Sorrel ergueu inocentemente as sobrancelhas espessas, e Manon revirou os olhos.
— Você é uma mentirosa pior que Vesta. Acha que não reparei naqueles homens sorrindo para ela o dia inteiro? Ou as marcas de mordidas neles? Apenas mantenha a taxa de mortes baixa. Já temos muito com que nos preocupar, não precisamos de um motim dos mortais.
Asterin riu com escárnio, mas, quando Manon a olhou de esguelha, a bruxa manteve o olhar à frente, com a expressão inocente demais. É claro, se Vesta estava dormindo com eles e os fazendo sangrar, então Asterin estava bem ali ao lado. Nenhuma das duas reportara qualquer coisa a respeito de os homens terem um gosto estranho.
— Como quiser, milady — falou Sorrel, um leve resquício de vermelhidão nas bochechas bronzeadas.
Se Manon era gelo e Asterin era fogo, então Sorrel era rocha. A avó de Manon dissera à neta mais de uma vez que tornasse Sorrel a imediata, pois gelo e pedra eram às vezes bem semelhantes. Mas sem a chama de Asterin, sem que a imediata fosse capaz de causar um tumulto ou abrir o pescoço de qualquer desafiante ao domínio da herdeira, Manon não teria liderado as Treze tão bem. Sorrel era sensata o bastante para equilibrar as duas. Perfeita como sucessora de Asterin na hierarquia.

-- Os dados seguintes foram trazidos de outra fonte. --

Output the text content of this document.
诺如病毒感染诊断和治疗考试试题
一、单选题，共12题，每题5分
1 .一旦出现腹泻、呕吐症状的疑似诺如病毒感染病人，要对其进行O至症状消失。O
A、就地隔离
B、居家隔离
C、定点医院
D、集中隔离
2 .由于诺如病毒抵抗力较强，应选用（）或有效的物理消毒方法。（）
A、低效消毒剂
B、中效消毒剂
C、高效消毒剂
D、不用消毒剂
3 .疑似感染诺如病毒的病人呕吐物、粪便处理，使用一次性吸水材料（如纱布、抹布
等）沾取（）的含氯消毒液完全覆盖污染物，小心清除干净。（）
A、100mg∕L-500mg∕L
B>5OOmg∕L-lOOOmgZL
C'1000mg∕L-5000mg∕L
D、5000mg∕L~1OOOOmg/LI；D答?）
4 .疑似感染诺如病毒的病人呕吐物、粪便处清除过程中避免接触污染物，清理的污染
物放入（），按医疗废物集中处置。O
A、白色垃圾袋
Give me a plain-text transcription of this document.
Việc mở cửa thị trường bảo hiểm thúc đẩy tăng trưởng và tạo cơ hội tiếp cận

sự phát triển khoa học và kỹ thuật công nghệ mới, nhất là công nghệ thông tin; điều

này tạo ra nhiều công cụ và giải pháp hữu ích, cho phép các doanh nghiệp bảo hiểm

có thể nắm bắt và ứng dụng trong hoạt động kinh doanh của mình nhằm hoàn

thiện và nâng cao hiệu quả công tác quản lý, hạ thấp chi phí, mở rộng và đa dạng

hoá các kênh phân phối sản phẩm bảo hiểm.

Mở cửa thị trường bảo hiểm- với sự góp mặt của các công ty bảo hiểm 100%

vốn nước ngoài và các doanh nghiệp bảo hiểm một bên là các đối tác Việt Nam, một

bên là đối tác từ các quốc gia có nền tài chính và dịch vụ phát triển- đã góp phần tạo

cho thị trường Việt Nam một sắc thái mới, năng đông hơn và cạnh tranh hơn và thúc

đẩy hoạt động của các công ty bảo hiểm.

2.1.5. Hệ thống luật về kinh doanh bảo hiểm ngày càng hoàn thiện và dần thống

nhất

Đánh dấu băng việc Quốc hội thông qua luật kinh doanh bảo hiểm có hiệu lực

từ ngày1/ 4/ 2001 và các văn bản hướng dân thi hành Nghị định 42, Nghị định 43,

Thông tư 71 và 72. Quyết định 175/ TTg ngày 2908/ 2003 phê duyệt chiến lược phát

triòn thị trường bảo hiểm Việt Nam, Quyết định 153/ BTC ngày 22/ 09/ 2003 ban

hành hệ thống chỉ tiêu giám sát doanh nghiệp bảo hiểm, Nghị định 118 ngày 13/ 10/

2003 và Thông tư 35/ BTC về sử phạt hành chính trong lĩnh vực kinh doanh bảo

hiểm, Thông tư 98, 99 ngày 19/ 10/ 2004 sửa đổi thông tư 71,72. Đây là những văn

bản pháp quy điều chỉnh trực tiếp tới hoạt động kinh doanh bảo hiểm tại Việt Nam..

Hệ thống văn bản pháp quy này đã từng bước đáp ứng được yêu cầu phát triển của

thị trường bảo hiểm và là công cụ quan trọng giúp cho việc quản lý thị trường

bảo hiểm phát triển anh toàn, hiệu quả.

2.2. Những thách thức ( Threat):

— As únicas se divertindo agora — comentou a imediata — são as gêmeas-demônio de olhos verdes.
De fato, Faline e Fallon, com cabelos como a meia-noite, sorriam com alegria maníaca conforme lideravam as três alianças em exercícios de arremesso de facas, usando as inferiores como alvo. Manon apenas balançou a cabeça. Qualquer coisa que funcionasse; que agitasse aquelas guerreiras Bico Negro.
— E minhas Sombras? — perguntou Manon a Asterin. — Como estão se saindo?
Edda e Briar, duas primas que eram tão próximas quanto irmãs, tinham sido treinadas desde a infância para se mesclar a qualquer fiapo de escuridão e ouvir – e não estavam em lugar algum daquele salão. Exatamente como Manon ordenara.
— Terão um relatório esta noite — afirmou a imediata.
Primas distantes de Manon, as Sombras tinham o mesmo cabelo branco como o luar. Ou costumavam ter, até descobrirem, oitenta anos antes, que cabelos prateados eram tão visíveis quanto um farol, então os pintaram de preto. Elas quase nunca falavam, nunca riam e às vezes nem mesmo a própria Asterin conseguia detectá-las até que estivessem no pescoço dela. Era a única fonte de diversão das duas: surpreender as pessoas, embora jamais ousassem fazer aquilo com Manon. Não era surpreendente que tivessem escolhido duas serpentes aladas cor de ônix.
Manon olhou para Asterin e Sorrel.
— Quero as duas em meu quarto para ouvir o relatório também.
— Pedirei que Lin e Vesta fiquem de guarda — respondeu Asterin. Eram as sentinelas substitutas de Manon: Vesta devido aos sorrisos que desarmavam os outros, e Lin porque, se alguém a chamasse pelo nome completo, Linnea, dado pela mãe carinhosa logo antes de sua avó arrancar o coração da própria filha, então aquela pessoa acabaria com alguns dentes a menos na melhor das hipóteses. Um rosto, na pior.
A herdeira estava prestes a se virar quando viu as duas bruxas observando-a. Sabia qual era a pergunta que não ousavam fazer, e falou:
— Estarei nos céus com Abraxos em uma semana, então voaremos como uma.
Era mentira, mas elas acreditaram mesmo assim.